Abstract
After radio and television, online media are fast becoming a primary source of information for many Africans. With this increase, it is becoming necessary for media researchers to explore ways to better understand production, content and reception patterns of online news in the continent. This paper introduces freely available tools for systematic and (semi-)automated collection, storage and analysis of digital news that builds on recent advances in the computational power of personal computers, and the decreasing costs of storing large amounts of data. I start by describing existing challenges in the collection of online news text data, including the limited amount of African news content in commercial databases, and the methodological shortcomings of using commercial search engines. Then, I present a four-stage approach using packages written in the open-source R programming language to automate the collection of online news content (web scraping); transform this content for easier storage and analysis (data processing); use computational text analysis tools to describe and categorise data; and present the results in ways that are easier to understand (data visualisation). The paper concludes with a summary of recommendations for using computational methods to study African communication phenomena.
Notes
1 For a discussion on ways in which Python can be used for text analysis, see Lane, Howard, and Hapke (Citation2019).

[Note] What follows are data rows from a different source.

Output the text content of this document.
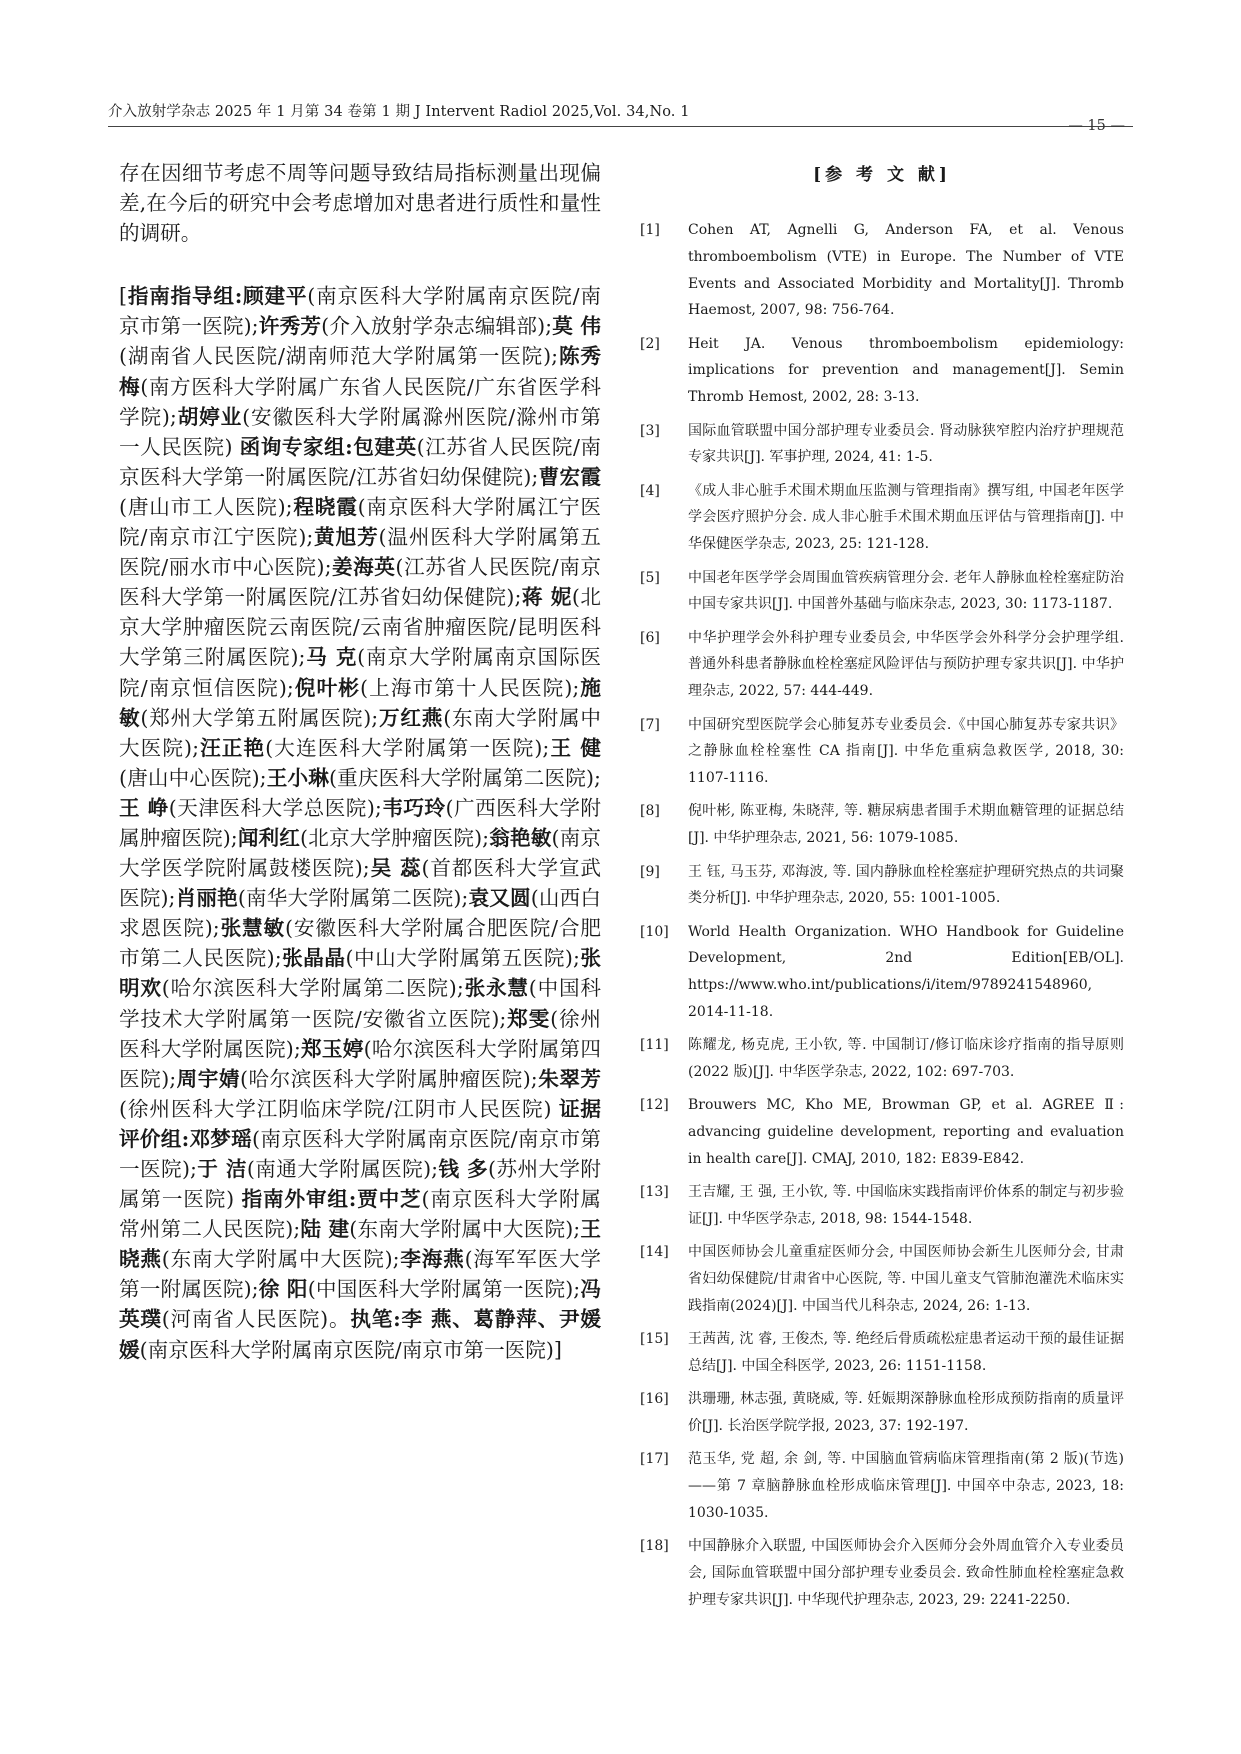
介入放射学杂志 2025 年 1 月第 34 卷第 1 期 J Intervent Radiol 2025,Vol. 34,No. 1
— 15 —

存在因细节考虑不周等问题导致结局指标测量出现偏差,在今后的研究中会考虑增加对患者进行质性和量性的调研。

[指南指导组:顾建平(南京医科大学附属南京医院/南京市第一医院);许秀芳(介入放射学杂志编辑部);莫 伟(湖南省人民医院/湖南师范大学附属第一医院);陈秀梅(南方医科大学附属广东省人民医院/广东省医学科学院);胡婷业(安徽医科大学附属滁州医院/滁州市第一人民医院) 函询专家组:包建英(江苏省人民医院/南京医科大学第一附属医院/江苏省妇幼保健院);曹宏霞(唐山市工人医院);程晓霞(南京医科大学附属江宁医院/南京市江宁医院);黄旭芳(温州医科大学附属第五医院/丽水市中心医院);姜海英(江苏省人民医院/南京医科大学第一附属医院/江苏省妇幼保健院);蒋 妮(北京大学肿瘤医院云南医院/云南省肿瘤医院/昆明医科大学第三附属医院);马 克(南京大学附属南京国际医院/南京恒信医院);倪叶彬(上海市第十人民医院);施 敏(郑州大学第五附属医院);万红燕(东南大学附属中大医院);汪正艳(大连医科大学附属第一医院);王 健(唐山中心医院);王小琳(重庆医科大学附属第二医院);王 峥(天津医科大学总医院);韦巧玲(广西医科大学附属肿瘤医院);闻利红(北京大学肿瘤医院);翁艳敏(南京大学医学院附属鼓楼医院);吴 蕊(首都医科大学宣武医院);肖丽艳(南华大学附属第二医院);袁又圆(山西白求恩医院);张慧敏(安徽医科大学附属合肥医院/合肥市第二人民医院);张晶晶(中山大学附属第五医院);张明欢(哈尔滨医科大学附属第二医院);张永慧(中国科学技术大学附属第一医院/安徽省立医院);郑雯(徐州医科大学附属医院);郑玉婷(哈尔滨医科大学附属第四医院);周宇婧(哈尔滨医科大学附属肿瘤医院);朱翠芳(徐州医科大学江阴临床学院/江阴市人民医院) 证据评价组:邓梦瑶(南京医科大学附属南京医院/南京市第一医院);于 洁(南通大学附属医院);钱 多(苏州大学附属第一医院) 指南外审组:贾中芝(南京医科大学附属常州第二人民医院);陆 建(东南大学附属中大医院);王晓燕(东南大学附属中大医院);李海燕(海军军医大学第一附属医院);徐 阳(中国医科大学附属第一医院);冯英璞(河南省人民医院)。执笔:李 燕、葛静萍、尹媛媛(南京医科大学附属南京医院/南京市第一医院)]

[参 考 文 献]
[1]	Cohen AT, Agnelli G, Anderson FA, et al. Venous thromboembolism (VTE) in Europe. The Number of VTE Events and Associated Morbidity and Mortality[J]. Thromb Haemost, 2007, 98: 756-764.
[2]	Heit JA. Venous thromboembolism epidemiology: implications for prevention and management[J]. Semin Thromb Hemost, 2002, 28: 3-13.
[3]	国际血管联盟中国分部护理专业委员会. 肾动脉狭窄腔内治疗护理规范专家共识[J]. 军事护理, 2024, 41: 1-5.
[4]	《成人非心脏手术围术期血压监测与管理指南》撰写组, 中国老年医学学会医疗照护分会. 成人非心脏手术围术期血压评估与管理指南[J]. 中华保健医学杂志, 2023, 25: 121-128.
[5]	中国老年医学学会周围血管疾病管理分会. 老年人静脉血栓栓塞症防治中国专家共识[J]. 中国普外基础与临床杂志, 2023, 30: 1173-1187.
[6]	中华护理学会外科护理专业委员会, 中华医学会外科学分会护理学组. 普通外科患者静脉血栓栓塞症风险评估与预防护理专家共识[J]. 中华护理杂志, 2022, 57: 444-449.
[7]	中国研究型医院学会心肺复苏专业委员会.《中国心肺复苏专家共识》之静脉血栓栓塞性 CA 指南[J]. 中华危重病急救医学, 2018, 30: 1107-1116.
[8]	倪叶彬, 陈亚梅, 朱晓萍, 等. 糖尿病患者围手术期血糖管理的证据总结[J]. 中华护理杂志, 2021, 56: 1079-1085.
[9]	王 钰, 马玉芬, 邓海波, 等. 国内静脉血栓栓塞症护理研究热点的共词聚类分析[J]. 中华护理杂志, 2020, 55: 1001-1005.
[10]	World Health Organization. WHO Handbook for Guideline Development, 2nd Edition[EB/OL]. https://www.who.int/publications/i/item/9789241548960, 2014-11-18.
[11]	陈耀龙, 杨克虎, 王小钦, 等. 中国制订/修订临床诊疗指南的指导原则(2022 版)[J]. 中华医学杂志, 2022, 102: 697-703.
[12]	Brouwers MC, Kho ME, Browman GP, et al. AGREE Ⅱ: advancing guideline development, reporting and evaluation in health care[J]. CMAJ, 2010, 182: E839-E842.
[13]	王吉耀, 王 强, 王小钦, 等. 中国临床实践指南评价体系的制定与初步验证[J]. 中华医学杂志, 2018, 98: 1544-1548.
[14]	中国医师协会儿童重症医师分会, 中国医师协会新生儿医师分会, 甘肃省妇幼保健院/甘肃省中心医院, 等. 中国儿童支气管肺泡灌洗术临床实践指南(2024)[J]. 中国当代儿科杂志, 2024, 26: 1-13.
[15]	王茜茜, 沈 睿, 王俊杰, 等. 绝经后骨质疏松症患者运动干预的最佳证据总结[J]. 中国全科医学, 2023, 26: 1151-1158.
[16]	洪珊珊, 林志强, 黄晓威, 等. 妊娠期深静脉血栓形成预防指南的质量评价[J]. 长治医学院学报, 2023, 37: 192-197.
[17]	范玉华, 党 超, 余 剑, 等. 中国脑血管病临床管理指南(第 2 版)(节选)——第 7 章脑静脉血栓形成临床管理[J]. 中国卒中杂志, 2023, 18: 1030-1035.
[18]	中国静脉介入联盟, 中国医师协会介入医师分会外周血管介入专业委员会, 国际血管联盟中国分部护理专业委员会. 致命性肺血栓栓塞症急救护理专家共识[J]. 中华现代护理杂志, 2023, 29: 2241-2250.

2 Data was retrieved directly from the website of each journal. Initially, all articles jointly mentioning the phrase “content analysis” with “Africa” or the name of an African country were retrieved using a custom-built web scraper. The initial search returned 697 results. The author examined the methods section of each article, and retained only those that used content analysis and studied at least one African country. Most of the articles only mentioned “content analysis” or African countries in passing, and were thus discarded.